Numerous environmental problems now threaten industrial civilization. Climate change is the best known, but more wait in the wings: peak oil, mass extinctions, water shortages, overgrazing by cattle, deforestation, soil erosion, and others. Yet even as these problems multiply, our society remains paralyzed. This paralysis stems from a conflict between our assumption that economic growth will continue and the environmental reality that we have already badly overshot any sustainable limits to growth.

Few people understand the reality of limits to growth on a finite planet. Even fewer understand the biological side of limits to growth: too many livestock, too many people, and the prospect of mass extinctions. Fewer still understand the social and economic implications of these limits; mainstream economists have completely dropped the ball.

If the economy has expanded beyond sustainable limits, then common sense suggests that we need a smaller economy. We must adopt three simple measures: (1) substantially reduce personal consumption, (2) substantially reduce human population, and (3) drastically reduce or eliminate livestock agriculture. This book explains why we need to do this and provides an overall guide how to do it.

First, a preliminary word of warning: while the measures I suggest are simple, implementing them is not. This book aspires to provide a radical and necessary approach to the environmental crisis. We understand quite a bit about what needs to happen and how it could be done, but we don’t yet have all the details. Providing such details will require extensive collaboration among people with a variety of different perspectives.

You should not mistake this caveat, however, as doubt as to our ultimate destination. We can anticipate a world with much less energy; even renewable energy is limited by material shortages, the difficulty of supporting heavy industry, and energy storage issues. We can anticipate a world largely without livestock; livestock are now two-thirds of the megafauna biomass of the planet and have wiped out almost all wilderness and biodiversity.

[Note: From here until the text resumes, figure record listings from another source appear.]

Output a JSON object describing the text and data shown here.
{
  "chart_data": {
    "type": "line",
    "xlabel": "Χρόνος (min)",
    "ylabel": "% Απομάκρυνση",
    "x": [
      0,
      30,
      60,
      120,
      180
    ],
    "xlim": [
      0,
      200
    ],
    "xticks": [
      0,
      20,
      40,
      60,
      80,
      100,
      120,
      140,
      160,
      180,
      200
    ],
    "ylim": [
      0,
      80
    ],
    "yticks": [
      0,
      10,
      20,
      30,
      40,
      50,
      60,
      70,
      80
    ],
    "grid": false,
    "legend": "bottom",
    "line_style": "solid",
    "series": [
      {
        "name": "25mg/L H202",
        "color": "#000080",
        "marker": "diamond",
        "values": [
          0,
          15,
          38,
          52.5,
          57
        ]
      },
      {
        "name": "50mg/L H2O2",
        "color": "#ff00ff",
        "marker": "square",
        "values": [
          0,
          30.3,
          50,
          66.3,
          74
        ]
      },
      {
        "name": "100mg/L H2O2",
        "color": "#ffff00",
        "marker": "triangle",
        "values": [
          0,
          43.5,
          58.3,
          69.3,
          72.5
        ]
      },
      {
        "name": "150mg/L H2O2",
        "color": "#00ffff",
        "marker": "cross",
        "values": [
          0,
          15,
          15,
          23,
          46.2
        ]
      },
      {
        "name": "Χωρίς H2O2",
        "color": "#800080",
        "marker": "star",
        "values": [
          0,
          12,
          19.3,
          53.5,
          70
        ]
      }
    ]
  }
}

We can anticipate a world with substantially fewer people, because a truly sustainable economy cannot support eight billion humans, even if they were all vegans.

With luck, this new civilization may preserve many of the desirable facets of our civilization that are not dependent on destroying the biosphere and its flora and fauna. Perhaps this will include modern medicine, washing machines, agriculture, democracy, science, and books.

With a handful of exceptions, neither political groups, nor social justice movements, nor even environmental organizations grasp the magnitude of the problem. Those of us who are aware are almost alone in this struggle. Where shall we begin?